12th Conference on Middle Atmosphere

Monday, 4 November 2002: 4:35 PM
Interannual variability of ozone in the polar vortex during the fall season
S. Randolph Kawa, NASA/GSFC, Greenbelt, MD; and P. A. Newman, M. R. Schoeberl, R. S. Stolarski, and R. Bevilacqua
Previous analysis has shown that the distribution of O3 at high northern latitudes in the lower-to-middle stratosphere at the beginning of the winter season has a characteristic distribution, which is consistent between in situ and satellite measurements.
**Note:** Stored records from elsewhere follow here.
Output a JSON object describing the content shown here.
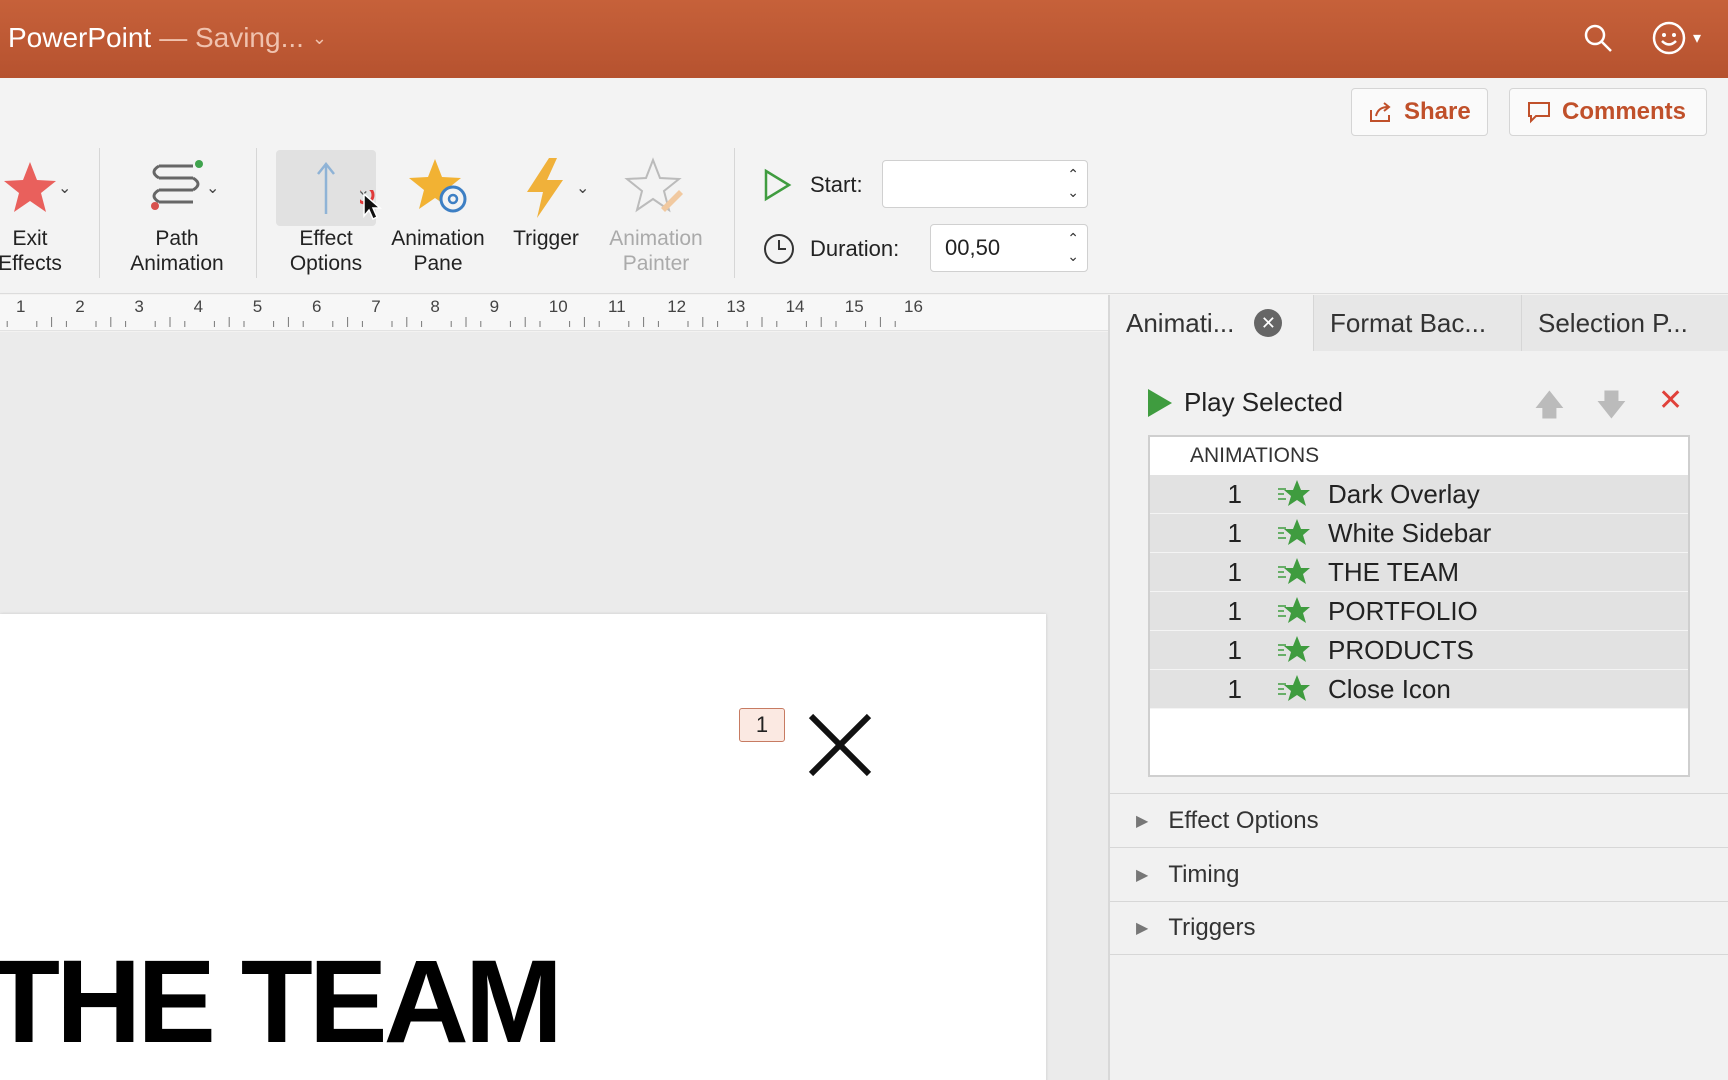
{
  "titlebar": {
    "app": "PowerPoint",
    "status": "— Saving...",
    "search_icon": "search-icon",
    "account_icon": "smiley-icon"
  },
  "header": {
    "share_label": "Share",
    "comments_label": "Comments"
  },
  "ribbon": {
    "exit_effects": "Exit\nEffects",
    "path_animation": "Path\nAnimation",
    "effect_options": "Effect\nOptions",
    "animation_pane": "Animation\nPane",
    "trigger": "Trigger",
    "animation_painter": "Animation\nPainter",
    "start_label": "Start:",
    "start_value": "",
    "duration_label": "Duration:",
    "duration_value": "00,50"
  },
  "ruler": {
    "ticks": [
      "1",
      "2",
      "3",
      "4",
      "5",
      "6",
      "7",
      "8",
      "9",
      "10",
      "11",
      "12",
      "13",
      "14",
      "15",
      "16"
    ]
  },
  "slide": {
    "anim_tag": "1",
    "heading": "THE TEAM"
  },
  "pane": {
    "tabs": [
      {
        "label": "Animati..."
      },
      {
        "label": "Format Bac..."
      },
      {
        "label": "Selection P..."
      }
    ],
    "play_selected": "Play Selected",
    "list_header": "ANIMATIONS",
    "animations": [
      {
        "num": "1",
        "label": "Dark Overlay"
      },
      {
        "num": "1",
        "label": "White Sidebar"
      },
      {
        "num": "1",
        "label": "THE TEAM"
      },
      {
        "num": "1",
        "label": "PORTFOLIO"
      },
      {
        "num": "1",
        "label": "PRODUCTS"
      },
      {
        "num": "1",
        "label": "Close Icon"
      }
    ],
    "sections": [
      {
        "label": "Effect Options"
      },
      {
        "label": "Timing"
      },
      {
        "label": "Triggers"
      }
    ]
  },
  "colors": {
    "titlebar": "#c0592f",
    "accent": "#c0502a",
    "star_green": "#3f9c3f"
  }
}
Initial O3 profiles in the vortex are similar to each other and are quite different from outside the vortex at the same latitude and also from a zonal mean climatology. In the vortex, O3 is nearly constant from 500 to above 800 K with a value near 3 ppmv. Values outside the vortex are up to a factor of 2 higher and increase significantly with potential temperature. Model analysis indicates that the characteristic vortex O3 profiles arise from a combination of seasonally accelerated photochemical loss at high latitudes and minimal transport of air from lower latitudes. Analysis of the relatively high-resolution POAM data shows that these characteristic O3 distributions are consistent from year to year and between the hemispheres. Here we emphasize analysis of the 24-year time series of O3 data from SBUV in the lower-to-middle stratosphere at high latitudes in the fall vortex. We find that the variability of O3 from SBUV is relatively small in this regime and no significant trend is detectable. The implications of the findings for stratospheric O3 chemistry and transport will be explored.